While out strolling through my garden recently, I made a connection between the feeling I had looking at the status of my flowers, and those I get looking at the status of my mothering.
In the early spring, I planted, weeded, mulched, envisioned the future, and set the garden in motion for my eventual hopes. It looked so small, so delicate and vulnerable. Every day I would tend to my garden, watering, weeding, pruning, picking off bugs, and encouraging my plants to thrive and produce.

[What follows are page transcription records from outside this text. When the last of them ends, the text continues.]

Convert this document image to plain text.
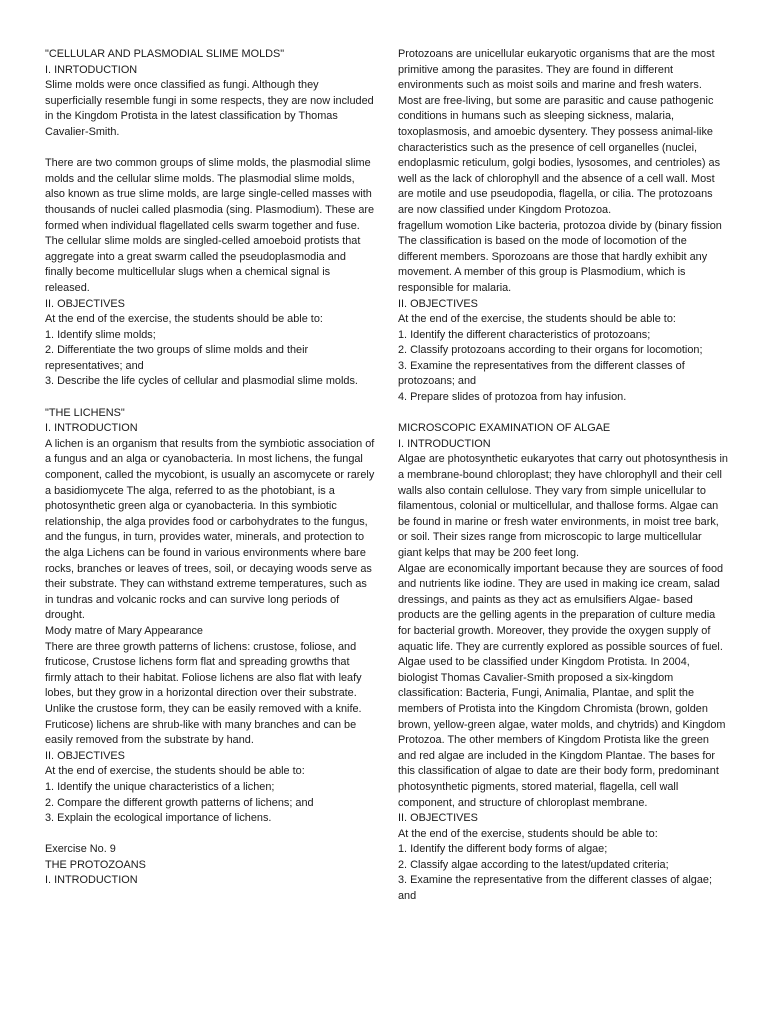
"CELLULAR AND PLASMODIAL SLIME MOLDS"

I. INRTODUCTION

Slime molds were once classified as fungi. Although they superficially resemble fungi in some respects, they are now included in the Kingdom Protista in the latest classification by Thomas Cavalier-Smith.

There are two common groups of slime molds, the plasmodial slime molds and the cellular slime molds. The plasmodial slime molds, also known as true slime molds, are large single-celled masses with thousands of nuclei called plasmodia (sing. Plasmodium). These are formed when individual flagellated cells swarm together and fuse. The cellular slime molds are singled-celled amoeboid protists that aggregate into a great swarm called the pseudoplasmodia and finally become multicellular slugs when a chemical signal is released.

II. OBJECTIVES

At the end of the exercise, the students should be able to:

1. Identify slime molds;

2. Differentiate the two groups of slime molds and their representatives; and

3. Describe the life cycles of cellular and plasmodial slime molds.

"THE LICHENS"

I. INTRODUCTION

A lichen is an organism that results from the symbiotic association of a fungus and an alga or cyanobacteria. In most lichens, the fungal component, called the mycobiont, is usually an ascomycete or rarely a basidiomycete The alga, referred to as the photobiant, is a photosynthetic green alga or cyanobacteria. In this symbiotic relationship, the alga provides food or carbohydrates to the fungus, and the fungus, in turn, provides water, minerals, and protection to the alga Lichens can be found in various environments where bare rocks, branches or leaves of trees, soil, or decaying woods serve as their substrate. They can withstand extreme temperatures, such as in tundras and volcanic rocks and can survive long periods of drought.

Mody matre of Mary Appearance

There are three growth patterns of lichens: crustose, foliose, and fruticose, Crustose lichens form flat and spreading growths that firmly attach to their habitat. Foliose lichens are also flat with leafy lobes, but they grow in a horizontal direction over their substrate. Unlike the crustose form, they can be easily removed with a knife. Fruticose) lichens are shrub-like with many branches and can be easily removed from the substrate by hand.

II. OBJECTIVES

At the end of exercise, the students should be able to:

1. Identify the unique characteristics of a lichen;

2. Compare the different growth patterns of lichens; and

3. Explain the ecological importance of lichens.

Exercise No. 9

THE PROTOZOANS

I. INTRODUCTION

Protozoans are unicellular eukaryotic organisms that are the most primitive among the parasites. They are found in different environments such as moist soils and marine and fresh waters. Most are free-living, but some are parasitic and cause pathogenic conditions in humans such as sleeping sickness, malaria, toxoplasmosis, and amoebic dysentery. They possess animal-like characteristics such as the presence of cell organelles (nuclei, endoplasmic reticulum, golgi bodies, lysosomes, and centrioles) as well as the lack of chlorophyll and the absence of a cell wall. Most are motile and use pseudopodia, flagella, or cilia. The protozoans are now classified under Kingdom Protozoa.

fragellum womotion Like bacteria, protozoa divide by (binary fission The classification is based on the mode of locomotion of the different members. Sporozoans are those that hardly exhibit any movement. A member of this group is Plasmodium, which is responsible for malaria.

II. OBJECTIVES

At the end of the exercise, the students should be able to:

1. Identify the different characteristics of protozoans;

2. Classify protozoans according to their organs for locomotion;

3. Examine the representatives from the different classes of protozoans; and

4. Prepare slides of protozoa from hay infusion.

MICROSCOPIC EXAMINATION OF ALGAE

I. INTRODUCTION

Algae are photosynthetic eukaryotes that carry out photosynthesis in a membrane-bound chloroplast; they have chlorophyll and their cell walls also contain cellulose. They vary from simple unicellular to filamentous, colonial or multicellular, and thallose forms. Algae can be found in marine or fresh water environments, in moist tree bark, or soil. Their sizes range from microscopic to large multicellular giant kelps that may be 200 feet long.

Algae are economically important because they are sources of food and nutrients like iodine. They are used in making ice cream, salad dressings, and paints as they act as emulsifiers Algae- based products are the gelling agents in the preparation of culture media for bacterial growth. Moreover, they provide the oxygen supply of aquatic life. They are currently explored as possible sources of fuel.

Algae used to be classified under Kingdom Protista. In 2004, biologist Thomas Cavalier-Smith proposed a six-kingdom classification: Bacteria, Fungi, Animalia, Plantae, and split the members of Protista into the Kingdom Chromista (brown, golden brown, yellow-green algae, water molds, and chytrids) and Kingdom Protozoa. The other members of Kingdom Protista like the green and red algae are included in the Kingdom Plantae. The bases for this classification of algae to date are their body form, predominant photosynthetic pigments, stored material, flagella, cell wall component, and structure of chloroplast membrane.

II. OBJECTIVES

At the end of the exercise, students should be able to:

1. Identify the different body forms of algae;

2. Classify algae according to the latest/updated criteria;

3. Examine the representative from the different classes of algae; and
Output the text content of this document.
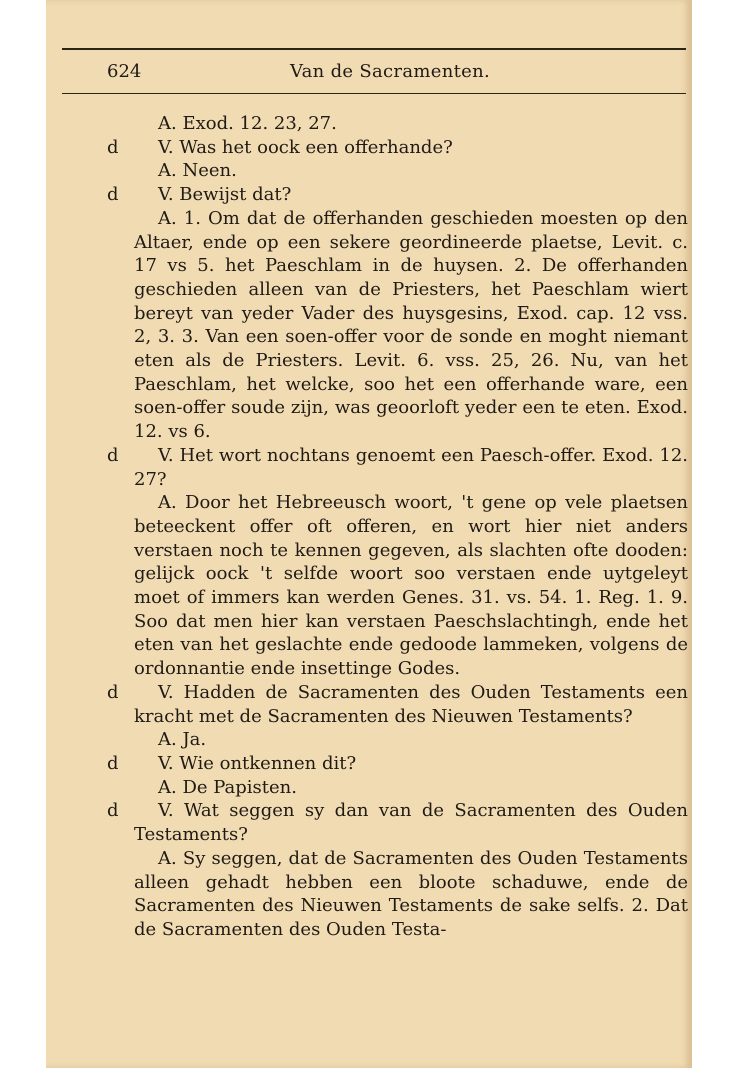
624	Van de Sacramenten.

A. Exod. 12. 23, 27.

d V. Was het oock een offerhande?

A. Neen.

d V. Bewijst dat?

A. 1. Om dat de offerhanden geschieden moesten op den Altaer, ende op een sekere geordineerde plaetse, Levit. c. 17 vs 5. het Paeschlam in de huysen. 2. De offerhanden geschieden alleen van de Priesters, het Paeschlam wiert bereyt van yeder Vader des huysgesins, Exod. cap. 12 vss. 2, 3. 3. Van een soen-offer voor de sonde en moght niemant eten als de Priesters. Levit. 6. vss. 25, 26. Nu, van het Paeschlam, het welcke, soo het een offerhande ware, een soen-offer soude zijn, was geoorloft yeder een te eten. Exod. 12. vs 6.

d V. Het wort nochtans genoemt een Paesch-offer. Exod. 12. 27?

A. Door het Hebreeusch woort, 't gene op vele plaetsen beteeckent offer oft offeren, en wort hier niet anders verstaen noch te kennen gegeven, als slachten ofte dooden: gelijck oock 't selfde woort soo verstaen ende uytgeleyt moet of immers kan werden Genes. 31. vs. 54. 1. Reg. 1. 9. Soo dat men hier kan verstaen Paeschslachtingh, ende het eten van het geslachte ende gedoode lammeken, volgens de ordonnantie ende insettinge Godes.

d V. Hadden de Sacramenten des Ouden Testaments een kracht met de Sacramenten des Nieuwen Testaments?

A. Ja.

d V. Wie ontkennen dit?

A. De Papisten.

d V. Wat seggen sy dan van de Sacramenten des Ouden Testaments?

A. Sy seggen, dat de Sacramenten des Ouden Testaments alleen gehadt hebben een bloote schaduwe, ende de Sacramenten des Nieuwen Testaments de sake selfs. 2. Dat de Sacramenten des Ouden Testa-
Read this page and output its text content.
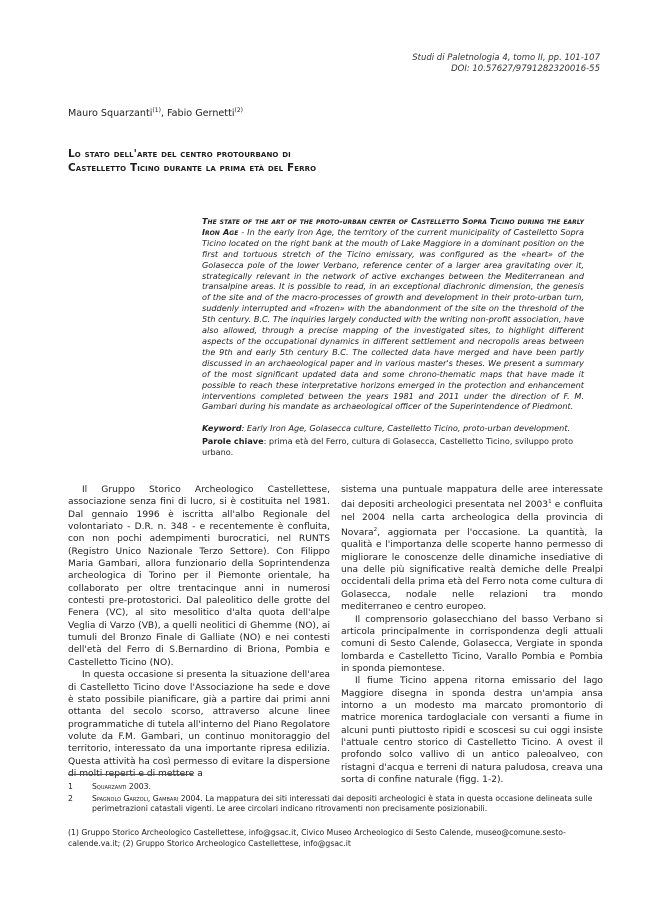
Studi di Paletnologia 4, tomo II, pp. 101-107
DOI: 10.57627/9791282320016-55
Mauro Squarzanti$^{(1)}$, Fabio Gernetti$^{(2)}$
Lo stato dell'arte del centro protourbano di
Castelletto Ticino durante la prima età del Ferro
The state of the art of the proto-urban center of Castelletto Sopra Ticino during the early Iron Age - In the early Iron Age, the territory of the current municipality of Castelletto Sopra Ticino located on the right bank at the mouth of Lake Maggiore in a dominant position on the first and tortuous stretch of the Ticino emissary, was configured as the «heart» of the Golasecca pole of the lower Verbano, reference center of a larger area gravitating over it, strategically relevant in the network of active exchanges between the Mediterranean and transalpine areas. It is possible to read, in an exceptional diachronic dimension, the genesis of the site and of the macro-processes of growth and development in their proto-urban turn, suddenly interrupted and «frozen» with the abandonment of the site on the threshold of the 5th century. B.C. The inquiries largely conducted with the writing non-profit association, have also allowed, through a precise mapping of the investigated sites, to highlight different aspects of the occupational dynamics in different settlement and necropolis areas between the 9th and early 5th century B.C. The collected data have merged and have been partly discussed in an archaeological paper and in various master's theses. We present a summary of the most significant updated data and some chrono-thematic maps that have made it possible to reach these interpretative horizons emerged in the protection and enhancement interventions completed between the years 1981 and 2011 under the direction of F. M. Gambari during his mandate as archaeological officer of the Superintendence of Piedmont.
Keyword: Early Iron Age, Golasecca culture, Castelletto Ticino, proto-urban development.
Parole chiave: prima età del Ferro, cultura di Golasecca, Castelletto Ticino, sviluppo proto urbano.

Il Gruppo Storico Archeologico Castellettese, associazione senza fini di lucro, si è costituita nel 1981. Dal gennaio 1996 è iscritta all'albo Regionale del volontariato - D.R. n. 348 - e recentemente è confluita, con non pochi adempimenti burocratici, nel RUNTS (Registro Unico Nazionale Terzo Settore). Con Filippo Maria Gambari, allora funzionario della Soprintendenza archeologica di Torino per il Piemonte orientale, ha collaborato per oltre trentacinque anni in numerosi contesti pre-protostorici. Dal paleolitico delle grotte del Fenera (VC), al sito mesolitico d'alta quota dell'alpe Veglia di Varzo (VB), a quelli neolitici di Ghemme (NO), ai tumuli del Bronzo Finale di Galliate (NO) e nei contesti dell'età del Ferro di S.Bernardino di Briona, Pombia e Castelletto Ticino (NO).

In questa occasione si presenta la situazione dell'area di Castelletto Ticino dove l'Associazione ha sede e dove è stato possibile pianificare, già a partire dai primi anni ottanta del secolo scorso, attraverso alcune linee programmatiche di tutela all'interno del Piano Regolatore volute da F.M. Gambari, un continuo monitoraggio del territorio, interessato da una importante ripresa edilizia. Questa attività ha così permesso di evitare la dispersione di molti reperti e di mettere a

sistema una puntuale mappatura delle aree interessate dai depositi archeologici presentata nel 2003$^1$ e confluita nel 2004 nella carta archeologica della provincia di Novara$^2$, aggiornata per l'occasione. La quantità, la qualità e l'importanza delle scoperte hanno permesso di migliorare le conoscenze delle dinamiche insediative di una delle più significative realtà demiche delle Prealpi occidentali della prima età del Ferro nota come cultura di Golasecca, nodale nelle relazioni tra mondo mediterraneo e centro europeo.

Il comprensorio golasecchiano del basso Verbano si articola principalmente in corrispondenza degli attuali comuni di Sesto Calende, Golasecca, Vergiate in sponda lombarda e Castelletto Ticino, Varallo Pombia e Pombia in sponda piemontese.

Il fiume Ticino appena ritorna emissario del lago Maggiore disegna in sponda destra un'ampia ansa intorno a un modesto ma marcato promontorio di matrice morenica tardoglaciale con versanti a fiume in alcuni punti piuttosto ripidi e scoscesi su cui oggi insiste l'attuale centro storico di Castelletto Ticino. A ovest il profondo solco vallivo di un antico paleoalveo, con ristagni d'acqua e terreni di natura paludosa, creava una sorta di confine naturale (figg. 1-2).

1 Squarzanti 2003.
2 Spagnolo Garzoli, Gambari 2004. La mappatura dei siti interessati dai depositi archeologici è stata in questa occasione delineata sulle perimetrazioni catastali vigenti. Le aree circolari indicano ritrovamenti non precisamente posizionabili.
(1) Gruppo Storico Archeologico Castellettese, info@gsac.it, Civico Museo Archeologico di Sesto Calende, museo@comune.sesto-calende.va.it; (2) Gruppo Storico Archeologico Castellettese, info@gsac.it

As I walk through the garden now, it is huge, blossoms abound, but so does a bit of chaos. Weeds that I missed are huge, and a constant distraction to me. The mulch I placed is hard to even see, as the plants have gotten rather unruly, and are encroaching on each others' space. From a distance, my garden looks terrific, but up close I can see all the areas that need me constantly, and all the potential it still has to be better. My vegetables have lots of blossoms, but not much produce at this time. I must still wait a bit to see if my efforts are going to pay off to a good yield.
And so it is with my children. When the were small, and I had so much more control over their environment, everything was well in hand, and ready for growth to occur. Their needs were constant, and simple, and aimed at the future.
Just like with my garden, I struggled and still do, to enjoy the process, rather that just keeping my eye on the future.
Just like with my garden, I am aware of the fact that a few weeds got past me, and need rooting out.
Just like with my garden, the boundaries that were so neatly placed early in my children's lives are getting fuzzy, and there is more pruning, discipling, and re-ordering needed to achieve the ultimate goal.
My children are in their "middle years", so I have yet to learn if my parenting philosophies will produce good fruit. It's looking promising, but I have to be patient and keep at it, hoping for the best outcome.
It was during one morning spent with my garden that I decided that I am in the "July Phase" of my life. It can be discouraging, daunting, and tiring. Did I make the right decisions? Did I pay enough attention to this area, at the detriment of that one? Am I up to the task of making it all right, and will it really ever be "done"?
But when I step back, my garden is lovely. And so is my family. Making peace with constancy of the demands with the pleasure that is offered on a daily basis is my job now. Overcoming the discouragement and hanging on to hope is my job now. And keeping at it, that is my job always!